The Way Alphabet’s AI Research Tool is Transforming Tropical Cyclone Forecasting with Rapid Pace

When Tropical Storm Melissa swirled off the coast of Haiti, weather expert Philippe Papin had confidence it was about to grow into a major tropical system.

Serving as lead forecaster on duty, he predicted that in just 24 hours the weather system would become a severe hurricane and start shifting towards the coast of Jamaica. No forecaster had previously made this confident prediction for rapid strengthening.

But, Papin possessed a secret advantage: artificial intelligence in the guise of Google’s recently introduced DeepMind hurricane model – launched for the first time in June. True to the forecast, Melissa evolved into a storm of remarkable power that ravaged Jamaica.

Growing Dependence on AI Forecasting

Meteorologists are heavily relying upon Google DeepMind. During 25 October, Papin clarified in his official briefing that the AI tool was a key factor for his certainty: “Approximately 40/50 AI simulation runs indicate Melissa becoming a most intense storm. While I am unprepared to forecast that strength yet due to track uncertainty, that is still plausible.

“There is a high probability that a phase of quick strengthening will occur as the storm drifts over very warm ocean waters which is the most extreme marine thermal energy in the whole Atlantic basin.”

Surpassing Traditional Systems

Google DeepMind is the first artificial intelligence system focused on tropical cyclones, and now the first to outperform standard meteorological experts at their own game. Through all 13 Atlantic storms so far this year, the AI is top-performing – surpassing human forecasters on path forecasts.

The hurricane eventually made landfall in Jamaica at maximum intensity, among the most powerful coastal impacts recorded in nearly two centuries of record-keeping across the Atlantic basin. The confident prediction likely gave people in Jamaica extra time to get ready for the disaster, potentially preserving people and assets.

How The Model Functions

The AI system operates through identifying trends that traditional lengthy scientific prediction systems may miss.

“They do it much more quickly than their traditional counterparts, and the processing requirements is more affordable and demanding,” stated Michael Lowry, a ex forecaster.

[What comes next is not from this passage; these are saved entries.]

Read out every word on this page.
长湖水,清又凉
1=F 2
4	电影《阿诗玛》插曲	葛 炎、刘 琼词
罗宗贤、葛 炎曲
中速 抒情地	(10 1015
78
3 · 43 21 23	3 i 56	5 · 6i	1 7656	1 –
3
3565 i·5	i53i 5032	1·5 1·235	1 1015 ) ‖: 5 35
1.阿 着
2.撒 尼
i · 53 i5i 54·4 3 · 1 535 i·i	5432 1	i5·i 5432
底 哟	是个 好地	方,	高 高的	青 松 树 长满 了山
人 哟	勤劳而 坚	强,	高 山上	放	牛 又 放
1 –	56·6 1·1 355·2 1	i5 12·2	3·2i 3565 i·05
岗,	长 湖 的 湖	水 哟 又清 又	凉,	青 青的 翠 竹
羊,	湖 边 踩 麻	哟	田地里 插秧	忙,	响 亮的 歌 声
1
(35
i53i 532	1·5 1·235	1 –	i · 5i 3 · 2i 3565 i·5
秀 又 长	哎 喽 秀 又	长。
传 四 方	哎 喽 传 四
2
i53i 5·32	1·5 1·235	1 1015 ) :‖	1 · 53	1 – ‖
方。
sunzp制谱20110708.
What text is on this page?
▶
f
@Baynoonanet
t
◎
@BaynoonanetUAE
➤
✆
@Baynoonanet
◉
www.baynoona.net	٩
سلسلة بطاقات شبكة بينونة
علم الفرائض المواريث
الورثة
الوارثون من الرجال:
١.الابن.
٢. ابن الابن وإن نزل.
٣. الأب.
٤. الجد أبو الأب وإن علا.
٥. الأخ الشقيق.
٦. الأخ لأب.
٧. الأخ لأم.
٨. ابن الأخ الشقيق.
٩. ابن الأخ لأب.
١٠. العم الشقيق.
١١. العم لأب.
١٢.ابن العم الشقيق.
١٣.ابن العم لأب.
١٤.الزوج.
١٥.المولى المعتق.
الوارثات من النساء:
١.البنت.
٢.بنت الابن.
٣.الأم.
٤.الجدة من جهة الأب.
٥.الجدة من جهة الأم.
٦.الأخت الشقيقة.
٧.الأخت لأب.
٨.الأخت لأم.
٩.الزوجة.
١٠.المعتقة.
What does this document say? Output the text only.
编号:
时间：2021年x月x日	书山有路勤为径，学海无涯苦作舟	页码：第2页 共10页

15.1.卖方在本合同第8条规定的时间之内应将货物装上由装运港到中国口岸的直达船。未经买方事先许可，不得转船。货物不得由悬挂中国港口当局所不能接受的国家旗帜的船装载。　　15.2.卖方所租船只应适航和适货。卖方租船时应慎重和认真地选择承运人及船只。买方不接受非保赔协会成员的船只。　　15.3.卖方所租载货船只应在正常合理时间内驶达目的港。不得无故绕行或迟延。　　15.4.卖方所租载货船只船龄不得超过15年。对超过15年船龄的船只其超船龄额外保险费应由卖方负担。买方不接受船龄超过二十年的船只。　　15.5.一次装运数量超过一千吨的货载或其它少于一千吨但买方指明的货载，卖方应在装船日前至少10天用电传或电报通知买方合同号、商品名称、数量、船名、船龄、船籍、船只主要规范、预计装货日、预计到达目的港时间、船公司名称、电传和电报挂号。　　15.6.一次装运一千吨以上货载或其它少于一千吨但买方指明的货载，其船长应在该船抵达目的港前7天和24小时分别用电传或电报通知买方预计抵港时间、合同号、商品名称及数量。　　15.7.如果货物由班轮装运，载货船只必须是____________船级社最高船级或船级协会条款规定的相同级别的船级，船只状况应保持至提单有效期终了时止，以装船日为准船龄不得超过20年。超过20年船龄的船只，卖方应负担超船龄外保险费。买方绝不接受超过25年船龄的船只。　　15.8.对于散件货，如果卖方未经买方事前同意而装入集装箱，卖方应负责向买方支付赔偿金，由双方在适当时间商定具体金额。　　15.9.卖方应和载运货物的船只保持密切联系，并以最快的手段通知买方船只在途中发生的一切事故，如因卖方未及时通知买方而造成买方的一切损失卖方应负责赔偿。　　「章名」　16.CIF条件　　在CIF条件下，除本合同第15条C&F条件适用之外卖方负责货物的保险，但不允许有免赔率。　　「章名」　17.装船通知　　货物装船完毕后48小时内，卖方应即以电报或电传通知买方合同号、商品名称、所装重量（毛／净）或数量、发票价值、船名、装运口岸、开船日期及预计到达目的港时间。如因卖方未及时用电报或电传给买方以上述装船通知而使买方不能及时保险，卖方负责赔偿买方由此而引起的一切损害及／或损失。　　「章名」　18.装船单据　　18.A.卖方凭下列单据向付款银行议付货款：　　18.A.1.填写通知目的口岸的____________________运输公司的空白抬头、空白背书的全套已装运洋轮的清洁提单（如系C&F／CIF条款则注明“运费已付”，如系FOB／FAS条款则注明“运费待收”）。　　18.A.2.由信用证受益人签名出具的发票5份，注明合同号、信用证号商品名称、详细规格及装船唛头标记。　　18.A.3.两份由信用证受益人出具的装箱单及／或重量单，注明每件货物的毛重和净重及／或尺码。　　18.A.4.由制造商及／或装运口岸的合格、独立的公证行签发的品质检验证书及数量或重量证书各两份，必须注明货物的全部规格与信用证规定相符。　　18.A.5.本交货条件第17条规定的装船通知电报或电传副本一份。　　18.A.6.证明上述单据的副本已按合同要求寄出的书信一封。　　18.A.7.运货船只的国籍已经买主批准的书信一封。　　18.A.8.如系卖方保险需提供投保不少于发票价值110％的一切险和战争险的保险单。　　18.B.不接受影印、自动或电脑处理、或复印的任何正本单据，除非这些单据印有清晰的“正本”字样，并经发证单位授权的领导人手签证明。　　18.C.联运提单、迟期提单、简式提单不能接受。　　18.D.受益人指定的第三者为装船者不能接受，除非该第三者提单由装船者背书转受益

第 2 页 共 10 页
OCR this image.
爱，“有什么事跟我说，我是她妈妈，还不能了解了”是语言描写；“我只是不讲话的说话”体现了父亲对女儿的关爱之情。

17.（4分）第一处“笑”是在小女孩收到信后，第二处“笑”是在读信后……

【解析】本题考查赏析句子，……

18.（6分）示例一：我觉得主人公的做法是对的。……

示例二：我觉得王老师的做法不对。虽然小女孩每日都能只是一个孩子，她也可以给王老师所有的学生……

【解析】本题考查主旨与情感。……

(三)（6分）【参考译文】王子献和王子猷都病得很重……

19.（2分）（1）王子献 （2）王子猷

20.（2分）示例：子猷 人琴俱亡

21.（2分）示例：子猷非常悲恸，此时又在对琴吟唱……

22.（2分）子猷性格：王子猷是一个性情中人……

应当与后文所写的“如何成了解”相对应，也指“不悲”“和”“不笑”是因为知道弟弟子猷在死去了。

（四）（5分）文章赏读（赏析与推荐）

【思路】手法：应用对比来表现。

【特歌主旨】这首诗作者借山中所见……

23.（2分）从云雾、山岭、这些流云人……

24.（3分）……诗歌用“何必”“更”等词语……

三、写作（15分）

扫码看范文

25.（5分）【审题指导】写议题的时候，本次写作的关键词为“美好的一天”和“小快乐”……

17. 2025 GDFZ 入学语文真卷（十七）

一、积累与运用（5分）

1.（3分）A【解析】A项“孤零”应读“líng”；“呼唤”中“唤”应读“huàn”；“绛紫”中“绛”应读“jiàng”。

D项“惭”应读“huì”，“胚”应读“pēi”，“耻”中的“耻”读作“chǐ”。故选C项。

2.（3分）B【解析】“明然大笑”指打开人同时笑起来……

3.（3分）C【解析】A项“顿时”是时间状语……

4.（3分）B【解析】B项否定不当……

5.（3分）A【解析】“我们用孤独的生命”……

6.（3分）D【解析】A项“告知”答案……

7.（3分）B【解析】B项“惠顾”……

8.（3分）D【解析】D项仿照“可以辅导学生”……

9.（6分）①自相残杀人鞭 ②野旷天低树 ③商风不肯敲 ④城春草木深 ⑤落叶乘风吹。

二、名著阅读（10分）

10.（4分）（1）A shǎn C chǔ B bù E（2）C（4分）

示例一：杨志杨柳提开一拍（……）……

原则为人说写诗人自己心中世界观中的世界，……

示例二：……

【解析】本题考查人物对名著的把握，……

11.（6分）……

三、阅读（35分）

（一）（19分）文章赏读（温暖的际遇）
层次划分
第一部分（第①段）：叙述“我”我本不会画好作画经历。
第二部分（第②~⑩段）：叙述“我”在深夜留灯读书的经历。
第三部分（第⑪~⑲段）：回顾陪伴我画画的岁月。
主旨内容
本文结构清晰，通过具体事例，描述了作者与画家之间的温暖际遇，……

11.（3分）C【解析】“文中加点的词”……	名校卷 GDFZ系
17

“This season’s events has proven in short order is that the newcomer artificial intelligence systems are competitive with and, in some cases, superior than the slower physics-based forecasting tools we’ve relied upon,” Lowry said.

Understanding AI Technology

It’s important to note, Google DeepMind is an instance of AI training – a method that has been used in data-heavy sciences like weather science for a long time – and is distinct from creative artificial intelligence like ChatGPT.

Machine learning takes mounds of data and pulls out patterns from them in a manner that its model only requires minutes to generate an answer, and can do so on a desktop computer – in sharp difference to the primary systems that authorities have used for decades that can take hours to process and require the largest high-performance systems in the world.

Expert Responses and Upcoming Advances

Still, the fact that the AI could exceed earlier gold-standard legacy models so rapidly is truly remarkable to weather scientists who have dedicated their lives trying to forecast the most intense weather systems.

“I’m impressed,” said James Franklin, a former forecaster. “The sample is now large enough that it’s evident this is not just chance.”

He noted that although Google DeepMind is beating all competing systems on predicting the trajectory of storms globally this year, similar to other systems it sometimes errs on extreme strength forecasts inaccurate. It had difficulty with another storm earlier this year, as it was also undergoing quick strengthening to maximum intensity above the Caribbean.

In the coming offseason, he stated he plans to talk with the company about how it can enhance the DeepMind output even more helpful for forecasters by providing extra under-the-hood data they can use to evaluate exactly why it is coming up with its answers.

“The one thing that troubles me is that while these forecasts appear really, really good, the results of the model is essentially a opaque process,” said Franklin.

Wider Sector Trends

There has never been a commercial entity that has developed a high-performance weather model which grants experts a view of its methods – unlike nearly all other models which are offered free to the general audience in their entirety by the authorities that created and operate them.

Google is not the only one in adopting AI to address difficult weather forecasting problems. The authorities are developing their own AI weather models in the works – which have demonstrated better performance over earlier non-AI versions.

Future developments in AI weather forecasts appear to involve startup companies tackling formerly tough-to-solve problems such as long-range forecasts and improved early alerts of tornado outbreaks and flash flooding – and they are receiving federal support to pursue this. One company, WindBorne Systems, is even launching its own atmospheric sensors to fill the gaps in the US weather-observing network.

Patricia Randall
Patricia Randall

A seasoned journalist with a passion for uncovering stories that matter in the UK and beyond.